The Chief Minister said 2.25 lakh files in ‘Mantralaya' had been digitised and 3.18 crore papers scanned prior to the incident and were thus safe.

Chavan chaired a special meeting of his cabinet at ‘Vidhan Bhavan' where he reviewed the situation in the aftermath of the disaster as the Crime Branch, which is usually entrusted with the task of probing underworld-related crimes, registered a case and formally launched a probe. 

Entry to ‘Mantralaya' was prohibited today, he said, said, adding people will be allowed in only after a structural audit had been completed.

“Four teams consisting of about 40 police personnel, including an Assistant Police Commissioner and senior inspectors, will carry out the entire probe under the guidance of the DCP Pote (Crime Branch) to uncover if the fire was accidental or a sabotage,” a senior police officer said. 

Statements of 15 persons have been recorded so far.  Forensic teams also inspected the building and investigators are trying to get footage from CCTV cameras installed there. Sources said CCTV cameras on fifth and sixth floors were badly damaged.

“There was so much heat on the fourth floor that it felt as if one had switched on a huge electric heater,” an official who was among those who inspected the floors, said.  We suspect that the slab has suffered structural damage due to heat, he said.

In the morning, Chief Secretary Jayant Kumar Banthia sent a team of PWD structural engineers to inspect the damage in the aftermath of the blaze.

NCP chief and union minister Sharad Pawar, who had a meeting with Chavan, said the building should be reconstructed by the government but not through the build-operate-transfer (BOT) route.

BOT is a type of arrangement under which the private sector builds an infrastructure project, operates it and eventually transfers ownership to the government. 

Meanwhile, BJP president Nitin Gadkari has demanded a probe by a sitting or retired judge of the Supreme Court into the incident, saying credibility of the state government was at stake as there were reports that important files pertaining to various scandals might have been destroyed. 

“It would be appropriate for the Prithviraj Chavan government to constitute a probe panel under the chairmanship of a sitting or a retired judge of the Supreme Court to dispel the mystery of the fire,” he said in Nagpur. 
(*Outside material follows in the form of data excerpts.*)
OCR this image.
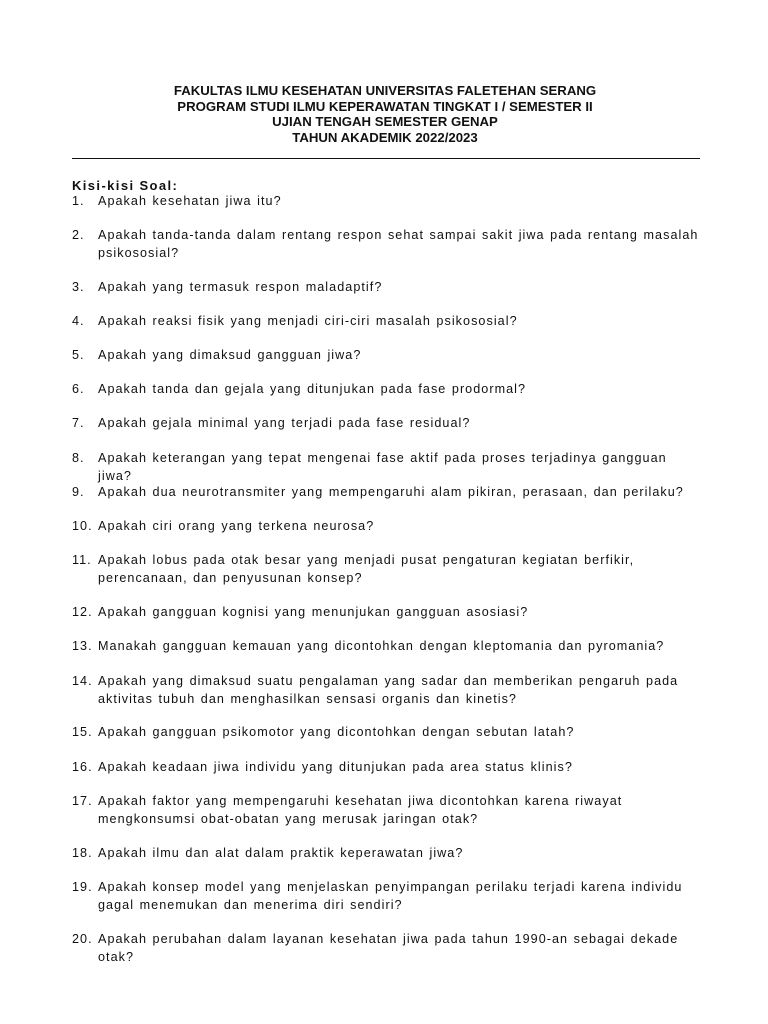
FAKULTAS ILMU KESEHATAN UNIVERSITAS FALETEHAN SERANG
PROGRAM STUDI ILMU KEPERAWATAN TINGKAT I / SEMESTER II
UJIAN TENGAH SEMESTER GENAP
TAHUN AKADEMIK 2022/2023
Kisi-kisi Soal:
1.	Apakah kesehatan jiwa itu?
2.	Apakah tanda-tanda dalam rentang respon sehat sampai sakit jiwa pada rentang masalah psikososial?
3.	Apakah yang termasuk respon maladaptif?
4.	Apakah reaksi fisik yang menjadi ciri-ciri masalah psikososial?
5.	Apakah yang dimaksud gangguan jiwa?
6.	Apakah tanda dan gejala yang ditunjukan pada fase prodormal?
7.	Apakah gejala minimal yang terjadi pada fase residual?
8.	Apakah keterangan yang tepat mengenai fase aktif pada proses terjadinya gangguan jiwa?
9.	Apakah dua neurotransmiter yang mempengaruhi alam pikiran, perasaan, dan perilaku?
10. Apakah ciri orang yang terkena neurosa?
11. Apakah lobus pada otak besar yang menjadi pusat pengaturan kegiatan berfikir, perencanaan, dan penyusunan konsep?
12. Apakah gangguan kognisi yang menunjukan gangguan asosiasi?
13. Manakah gangguan kemauan yang dicontohkan dengan kleptomania dan pyromania?
14. Apakah yang dimaksud suatu pengalaman yang sadar dan memberikan pengaruh pada aktivitas tubuh dan menghasilkan sensasi organis dan kinetis?
15. Apakah gangguan psikomotor yang dicontohkan dengan sebutan latah?
16. Apakah keadaan jiwa individu yang ditunjukan pada area status klinis?
17. Apakah faktor yang mempengaruhi kesehatan jiwa dicontohkan karena riwayat mengkonsumsi obat-obatan yang merusak jaringan otak?
18. Apakah ilmu dan alat dalam praktik keperawatan jiwa?
19. Apakah konsep model yang menjelaskan penyimpangan perilaku terjadi karena individu gagal menemukan dan menerima diri sendiri?
20. Apakah perubahan dalam layanan kesehatan jiwa pada tahun 1990-an sebagai dekade otak?
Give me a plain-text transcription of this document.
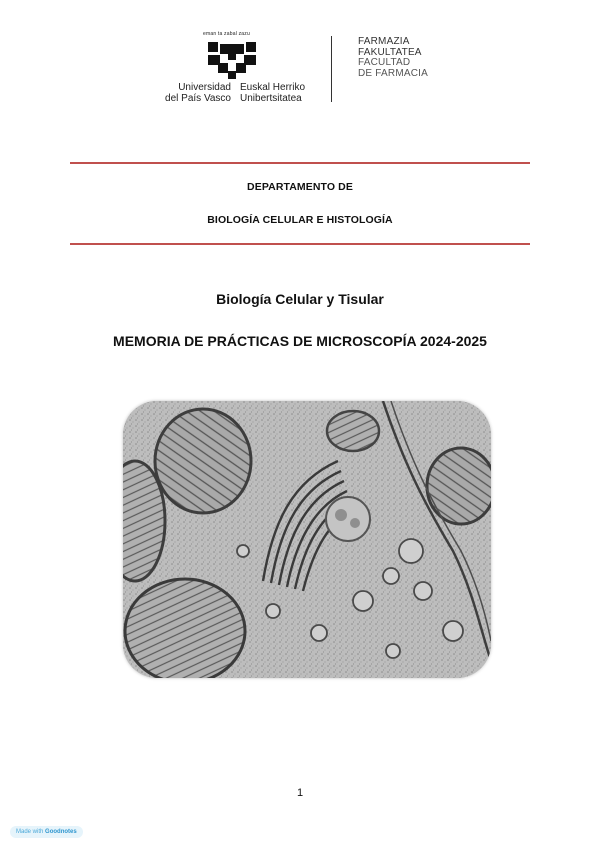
eman ta zabal zazu
Universidad
del País Vasco
Euskal Herriko
Unibertsitatea
FARMAZIA
FAKULTATEA
FACULTAD
DE FARMACIA
DEPARTAMENTO DE
BIOLOGÍA CELULAR E HISTOLOGÍA
Biología Celular y Tisular
MEMORIA DE PRÁCTICAS DE MICROSCOPÍA 2024-2025
1
Made with Goodnotes
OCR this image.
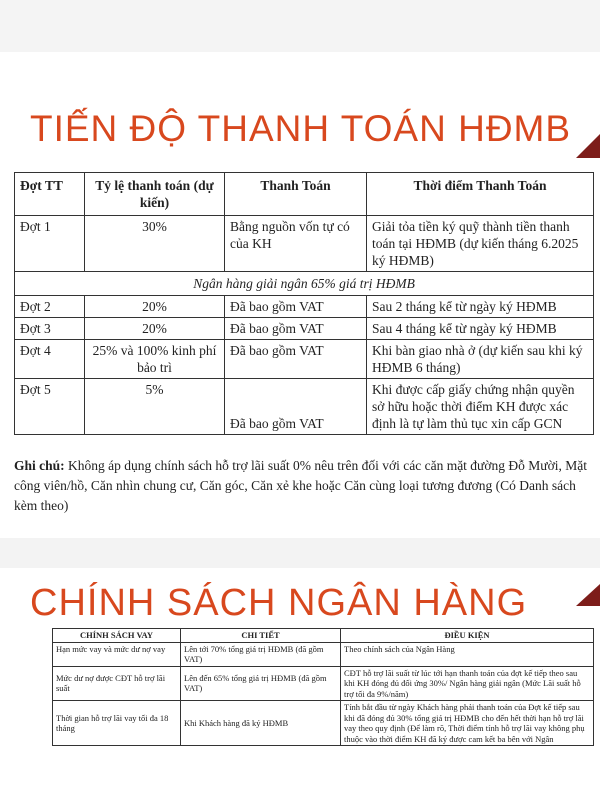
TIẾN ĐỘ THANH TOÁN HĐMB
Đợt TT	Tỷ lệ thanh toán (dự kiến)	Thanh Toán	Thời điểm Thanh Toán
Đợt 1	30%	Bằng nguồn vốn tự có của KH	Giải tỏa tiền ký quỹ thành tiền thanh toán tại HĐMB (dự kiến tháng 6.2025 ký HĐMB)
Ngân hàng giải ngân 65% giá trị HĐMB			
Đợt 2	20%	Đã bao gồm VAT	Sau 2 tháng kể từ ngày ký HĐMB
Đợt 3	20%	Đã bao gồm VAT	Sau 4 tháng kể từ ngày ký HĐMB
Đợt 4	25% và 100% kinh phí bảo trì	Đã bao gồm VAT	Khi bàn giao nhà ở (dự kiến sau khi ký HĐMB 6 tháng)
Đợt 5	5%	Đã bao gồm VAT	Khi được cấp giấy chứng nhận quyền sở hữu hoặc thời điểm KH được xác định là tự làm thủ tục xin cấp GCN
Ghi chú: Không áp dụng chính sách hỗ trợ lãi suất 0% nêu trên đối với các căn mặt đường Đỗ Mười, Mặt công viên/hồ, Căn nhìn chung cư, Căn góc, Căn xẻ khe hoặc Căn cùng loại tương đương (Có Danh sách kèm theo)
CHÍNH SÁCH NGÂN HÀNG
CHÍNH SÁCH VAY	CHI TIẾT	ĐIỀU KIỆN
Hạn mức vay và mức dư nợ vay	Lên tới 70% tổng giá trị HĐMB (đã gồm VAT)	Theo chính sách của Ngân Hàng
Mức dư nợ được CĐT hỗ trợ lãi suất	Lên đến 65% tổng giá trị HĐMB (đã gồm VAT)	CĐT hỗ trợ lãi suất từ lúc tới hạn thanh toán của đợt kế tiếp theo sau khi KH đóng đủ đối ứng 30%/ Ngân hàng giải ngân (Mức Lãi suất hỗ trợ tối đa 9%/năm)
Thời gian hỗ trợ lãi vay tối đa 18 tháng	Khi Khách hàng đã ký HĐMB	Tính bắt đầu từ ngày Khách hàng phải thanh toán của Đợt kế tiếp sau khi đã đóng đủ 30% tổng giá trị HĐMB cho đến hết thời hạn hỗ trợ lãi vay theo quy định (Để làm rõ, Thời điểm tính hỗ trợ lãi vay không phụ thuộc vào thời điểm KH đã ký được cam kết ba bên với Ngân
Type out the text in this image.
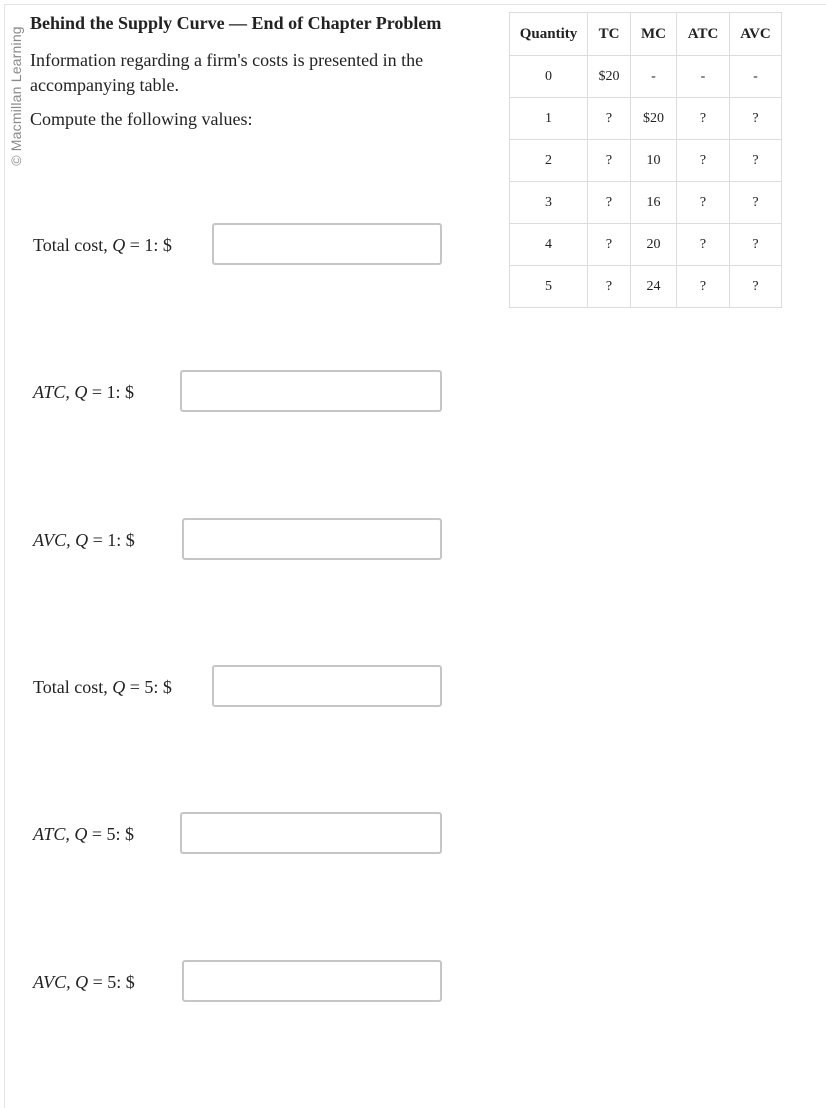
© Macmillan Learning
Behind the Supply Curve — End of Chapter Problem
Information regarding a firm's costs is presented in the accompanying table.
Compute the following values:
Total cost, Q = 1: $
ATC, Q = 1: $
AVC, Q = 1: $
Total cost, Q = 5: $
ATC, Q = 5: $
AVC, Q = 5: $
Quantity	TC	MC	ATC	AVC
0	$20	-	-	-
1	?	$20	?	?
2	?	10	?	?
3	?	16	?	?
4	?	20	?	?
5	?	24	?	?
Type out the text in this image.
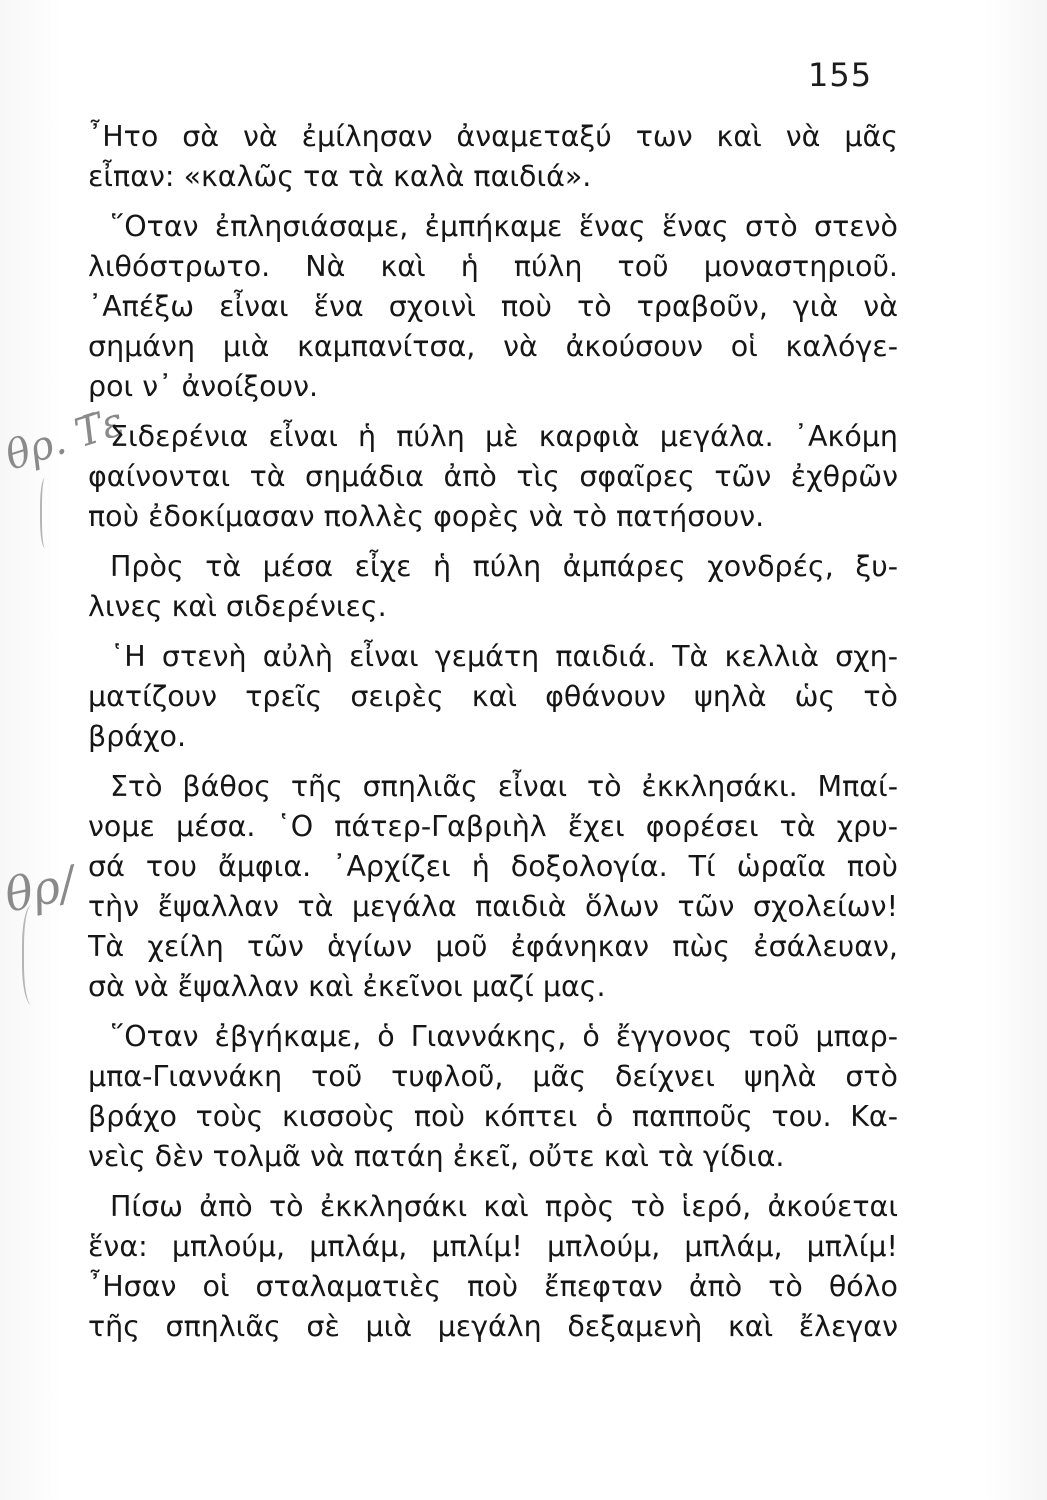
155
θρ. Τ̄ε
θρ/
῏Ητο σὰ νὰ ἐμίλησαν ἀναμεταξύ των καὶ νὰ μᾶς
εἶπαν: «καλῶς τα τὰ καλὰ παιδιά».
῞Οταν ἐπλησιάσαμε, ἐμπήκαμε ἕνας ἕνας στὸ στενὸ
λιθόστρωτο. Νὰ καὶ ἡ πύλη τοῦ μοναστηριοῦ.
᾿Απέξω εἶναι ἕνα σχοινὶ ποὺ τὸ τραβοῦν, γιὰ νὰ
σημάνη μιὰ καμπανίτσα, νὰ ἀκούσουν οἱ καλόγε-
ροι ν᾿ ἀνοίξουν.
Σιδερένια εἶναι ἡ πύλη μὲ καρφιὰ μεγάλα. ᾿Ακόμη
φαίνονται τὰ σημάδια ἀπὸ τὶς σφαῖρες τῶν ἐχθρῶν
ποὺ ἐδοκίμασαν πολλὲς φορὲς νὰ τὸ πατήσουν.
Πρὸς τὰ μέσα εἶχε ἡ πύλη ἀμπάρες χονδρές, ξυ-
λινες καὶ σιδερένιες.
῾Η στενὴ αὐλὴ εἶναι γεμάτη παιδιά. Τὰ κελλιὰ σχη-
ματίζουν τρεῖς σειρὲς καὶ φθάνουν ψηλὰ ὡς τὸ
βράχο.
Στὸ βάθος τῆς σπηλιᾶς εἶναι τὸ ἐκκλησάκι. Μπαί-
νομε μέσα. ῾Ο πάτερ-Γαβριὴλ ἔχει φορέσει τὰ χρυ-
σά του ἄμφια. ᾿Αρχίζει ἡ δοξολογία. Τί ὡραῖα ποὺ
τὴν ἔψαλλαν τὰ μεγάλα παιδιὰ ὅλων τῶν σχολείων!
Τὰ χείλη τῶν ἁγίων μοῦ ἐφάνηκαν πὼς ἐσάλευαν,
σὰ νὰ ἔψαλλαν καὶ ἐκεῖνοι μαζί μας.
῞Οταν ἐβγήκαμε, ὁ Γιαννάκης, ὁ ἔγγονος τοῦ μπαρ-
μπα-Γιαννάκη τοῦ τυφλοῦ, μᾶς δείχνει ψηλὰ στὸ
βράχο τοὺς κισσοὺς ποὺ κόπτει ὁ παπποῦς του. Κα-
νεὶς δὲν τολμᾶ νὰ πατάη ἐκεῖ, οὔτε καὶ τὰ γίδια.
Πίσω ἀπὸ τὸ ἐκκλησάκι καὶ πρὸς τὸ ἱερό, ἀκούεται
ἕνα: μπλούμ, μπλάμ, μπλίμ! μπλούμ, μπλάμ, μπλίμ!
῏Ησαν οἱ σταλαματιὲς ποὺ ἔπεφταν ἀπὸ τὸ θόλο
τῆς σπηλιᾶς σὲ μιὰ μεγάλη δεξαμενὴ καὶ ἔλεγαν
Pawar deprecated attempts to politicise the issue, saying, “it is a grave calamity, which needs to be overcome unitedly”.

Pawar, a former state Chief Minister, said Chavan and his cabinet colleagues were handling the situation well. 

The Union Minister said he had asked the Chief Minister to see to it that offices of various departments located in the Mantralaya were shifted elsewhere within 48 hours “so that a reassuring message goes out to the people that the government is functional”.